Sand sculptures invade the Indiana Dunes State Park

2013-07-13T23:00:00Z 2014-08-17T18:23:07Z Sand sculptures invade the Indiana Dunes State ParkHeather Augustyn Times Correspondent
July 13, 2013 11:00 pm  • 

PORTER | Dragons, monsters, and fairytale characters came to the Indiana Dunes State Park on Saturday morning for the 16th annual Sand Sculpture Contest.

Some 40 teams entered the contest, and according to Brad Bumgardner, interpretive naturalist for the Indiana Dunes State Park, that number is a record high.

“We thought we had a record number last year and now we’ve topped that. I think that it’s because of word of mouth because we never seem to have bad weather for this event.

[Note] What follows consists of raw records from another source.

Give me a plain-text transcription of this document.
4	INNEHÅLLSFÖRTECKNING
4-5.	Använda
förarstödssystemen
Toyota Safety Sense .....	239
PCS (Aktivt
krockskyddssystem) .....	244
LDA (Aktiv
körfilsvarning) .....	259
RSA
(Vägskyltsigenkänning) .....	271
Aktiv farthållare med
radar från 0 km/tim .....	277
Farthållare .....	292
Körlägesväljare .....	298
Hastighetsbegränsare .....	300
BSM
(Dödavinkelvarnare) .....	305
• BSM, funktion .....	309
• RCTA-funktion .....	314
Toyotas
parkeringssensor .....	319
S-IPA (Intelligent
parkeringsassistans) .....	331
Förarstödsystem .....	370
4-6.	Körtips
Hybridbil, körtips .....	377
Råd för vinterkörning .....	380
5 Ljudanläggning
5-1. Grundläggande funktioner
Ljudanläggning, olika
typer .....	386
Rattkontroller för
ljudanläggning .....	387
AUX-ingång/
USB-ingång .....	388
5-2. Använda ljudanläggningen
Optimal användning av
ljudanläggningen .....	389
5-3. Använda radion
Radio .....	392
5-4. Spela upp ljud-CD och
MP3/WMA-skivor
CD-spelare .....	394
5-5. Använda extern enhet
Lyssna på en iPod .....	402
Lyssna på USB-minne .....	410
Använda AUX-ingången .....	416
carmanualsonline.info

But I had people calling all week asking when we were having it,” he said.

Sierra Rose Eaves, 10, of Porter, and her two sisters, Cheyenne, 8, and Destiny, 6, came to try their hand at sand creation, although she said it didn’t go as planned.

“It was just a big lump. It was supposed to be a castle, but we got here late and no one wanted to do it anymore because it got too hot,” she said, laughing.

The sculptures lined the shore as thousands of visitors walked among the entries, including Jane Larson of Chesterton who said her family decided to come down for the day just to see the event.

“It’s incredible! They’re amazing pieces of art. I feel like I should just sit here and guard it,” Larson said, sitting next to the first place winner, a giant fairytale castle built by a team calling themselves Beach Sandsations of Jenison, Mich.

Second place was a dragon mixed with fairytale characters made by Team Bianco of Chesterton, and third place was a Salvador Dali-inspired melting clock from Team Stephanie and the Sons of Beaches from Portage.

Other entries included American flags, dolphins, and Mike Wozowski and the builders brought out carts of equipment, such as heavy-duty water sprayers, plastic sheets, steel shovels, trowels, and sleds.

Janet Moore Schrader came from Michigan to build a giant monster head in the sand, although she didn’t officially enter the contest because she is a professional sand sculptor and teaches classes to kids and even corporate clients.

“I love this. As a kid I always loved going to the beach with my family and now I get to get paid to play in the sand,” she said and passersby withdrew their camera phones from their beach bags to remember the display after the waves have washed them away.